GERVINHO – «C’è stato un problema di visto per gli Usa, ma non è successo solo a lui: ci sono stati casi simili anche per giocatori di altri grandi club. Con lui a Roma abbiamo comunque lasciato un preparatore atletico e un fisioterapista e si sta allenando molto bene».
IL TORNEO NEGLI USA – «Tutte le grandi squadre europee sono negli USA adesso. Nel calcio attuale bisogna sapere espandere il brand dei club. Essere qui e giocare davanti a tanta gente contro Manchester e Real è una opportunità importante per noi per prepararci bene.
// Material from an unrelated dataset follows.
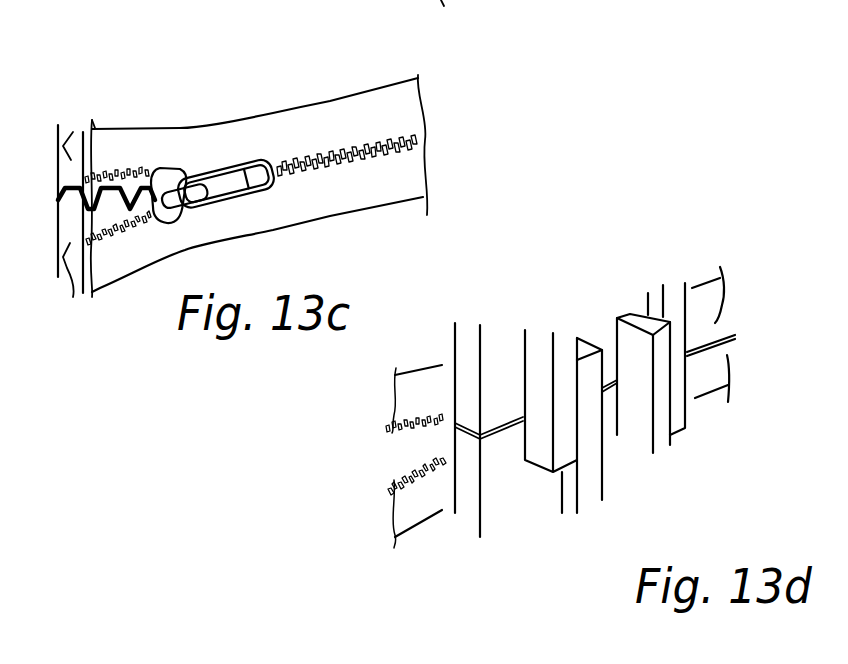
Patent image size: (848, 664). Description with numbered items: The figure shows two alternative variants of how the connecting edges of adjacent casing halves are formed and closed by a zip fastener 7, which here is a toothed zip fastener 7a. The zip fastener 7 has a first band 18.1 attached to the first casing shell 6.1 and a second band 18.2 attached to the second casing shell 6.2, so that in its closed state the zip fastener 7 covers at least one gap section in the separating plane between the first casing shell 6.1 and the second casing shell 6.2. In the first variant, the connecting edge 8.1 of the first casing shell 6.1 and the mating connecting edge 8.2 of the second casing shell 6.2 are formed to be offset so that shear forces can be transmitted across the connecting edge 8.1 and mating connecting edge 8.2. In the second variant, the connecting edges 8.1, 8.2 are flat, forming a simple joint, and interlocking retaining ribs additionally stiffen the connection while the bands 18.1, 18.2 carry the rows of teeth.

Rispetto agli altri club europei noi abbiamo lo svantaggio che la Serie A inizia troppa tardi rispetto agli altri tornei». ASTORI E STROOTMAN – «Davide è pronto: anche lui ha bisogno di scendere in campo con la squadra per capire meglio il nostro gioco. Strootman sta seguendo il suo percorso riabilitativo: questi infortuni hanno bisogno di tempo. Ma è sulla strada giusta. lo voglio Kevin al 100% della salute e della condizione fisica. Sta lavorando molto e ha tanta voglia di tornare con i compagni».
I PORTIERI – «Skorupski sta migliorando: è un ragazzo che ha potenzialità e sta facendo esperienza, ma il numero uno rimane De Sanctis».
RAZZISMO – «Dobbiamo lottare il razzismo. Nel nostro spogliatoio non si parla di religione o di colore della pelle, ma di calcio. La lotta al razzismo deve venire non solo da noi sul campo ma anche dai dirigenti del calcio».
Rudi Garcia ha parlato alla vigilia della sfida della Guinness Cup contro l’Inter: «Vogliamo raggiungere la finale di Miami. Abbiamo giocato meglio contro il Manchester United che con il Real, solo che siamo stati più efficaci. Tra le due gare c’è stata una differenza di approccio. Quando c’è stato lo spazio per giocare contro il Real abbiamo fatto bene. È interessante giocare con squadre che usano un sistema di gioco diverso: domani dovremo riuscire a trovare la chiave per vincere. Sarà un piacere incontrare Dodò, è un ragazzo d’oro. Spero faccia una grande stagione: all’Inter troverà spazio».
IL CAMPIONATO – «Un anno fa c’era un ambiente diverso: siamo passati dalla catastrofe all’euforia. Io sono sempre per una via di mezzo. Dopo il campionato da record dello scorso anno dobbiamo essere ambiziosi, puntare in alto, ma la Juventus ha vinto tre campionati di fila, ha preso Evra e Morata, mi sembra difficile trattarla come outsider. I favoriti restano sempre loro, ma noi faremo di tutto per lottare con loro e proveremo a finire più in alto possibile. Non dimentichiamoci che quest’anno abbiamo la Champions e che la nostra priorità è quella di giocarla ogni stagione».